The fort is spreaded over an area of 4 square kilometers and located on a massive granite Hill. The surroundings of the fort is covered with a huge rock wall averaging between 40 and 80 feet in height ( 13 to 25 meters) and the width of the wall is ranging 15 to 20 feet ( 4. 5 to 6 meters). There are many steps from each bastion ( buruju ) to enter into the fort and the fort was constructed in such a way that it is impregnable for invading armies to enter or come inside the fort. During wartimes, many windows and balconies were used to artillery and it's said that it has a mounting capacity of at least 60 cannons at a time. Even though the fort has 10 large gates, it is seen that they are all in poor condition with less attention towards them. But each gate has cannon mounted on them along with a water pot made of rocks and they built in such a way that nothing can break it. The 30 foot tall entrance has its name from Urdu language known as Khilla Darwaza (Fort's main Door). This entrance has 2 cannons on each side and one of them still mounted with a head. East gate is known as Raathi Darwaza or Potha Darwaza (entrance door made of stone). There is well known 'Zafar well' which has been built during the reign of Zafar-ud-doula for the huge rainwater catchment purpose. He was known for the best tanks constructing during Qutub Shahi Dynasty. This well is a 60feet x 30 feet stepped well with a bridge across and Zafar also built the walls using only bricks and limestone all along the fort. During construction there were no railings for footsteps but later in 2005 Archaeology Survey of India took certain measures to construct the railings for the steps. In 2005, a 1000 year celebrations of the historical fort was celebrated and this festival was called as Stambhadri Sambaralu. There is a platform made of stone and it appears like a well which was estimated as the seat of justice. Since it looks like well, locals call it as 'Nethi Bhavi' ( Bhavi means Well in Telugu). Intersting point is, this is fort believed to have some secret tunnels to the nearest Warangal fort with multiple entrances at different locations in the fort. People always try to find the tunnels but till today no such evidences came out of it.
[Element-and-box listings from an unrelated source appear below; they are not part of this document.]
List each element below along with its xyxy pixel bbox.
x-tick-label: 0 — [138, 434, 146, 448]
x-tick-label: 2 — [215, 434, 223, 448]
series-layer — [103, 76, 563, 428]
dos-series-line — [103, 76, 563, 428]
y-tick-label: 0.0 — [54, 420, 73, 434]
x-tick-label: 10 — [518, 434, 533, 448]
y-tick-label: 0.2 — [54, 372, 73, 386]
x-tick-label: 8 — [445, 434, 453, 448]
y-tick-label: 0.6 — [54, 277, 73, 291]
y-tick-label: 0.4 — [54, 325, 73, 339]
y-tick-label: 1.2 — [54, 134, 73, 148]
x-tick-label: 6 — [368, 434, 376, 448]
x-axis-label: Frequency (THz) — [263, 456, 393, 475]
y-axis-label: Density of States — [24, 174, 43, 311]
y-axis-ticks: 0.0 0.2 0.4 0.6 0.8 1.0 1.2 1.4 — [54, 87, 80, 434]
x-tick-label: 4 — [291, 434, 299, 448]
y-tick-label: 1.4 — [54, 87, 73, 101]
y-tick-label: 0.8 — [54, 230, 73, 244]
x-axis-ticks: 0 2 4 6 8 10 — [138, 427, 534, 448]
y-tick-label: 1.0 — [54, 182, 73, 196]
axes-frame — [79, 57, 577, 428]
Other attractions near the fort are the Lakshmi Narasimha Swami temple in Brahmin Bazar, Sri Ramalingheswara temple i. e. , one of the oldest Lord Shiva's temple. This fort simple appears to be a replica of both the cultures of Hindu and Muslim as Hindu and Muslim rulers ruled from this fort for certain period one after the other. Total 15 bastions consisted here gives the pleasure to the tourist to explore more and more as possible. The view from the top of the fort to see the entire Khammam city is glorious and gives the experience of how the Kings used to observe the obstacles during their reign.

Khammam Fort can be visited during timings 10:00 AM - 5:30 PM. There is no food available here so better carry food and water while coming here. There is a possible entrance ticket with reasonable prices and always wear appropriate shoe wear. Visit this worthwatching fort with your friends and family during your visit to Khammam.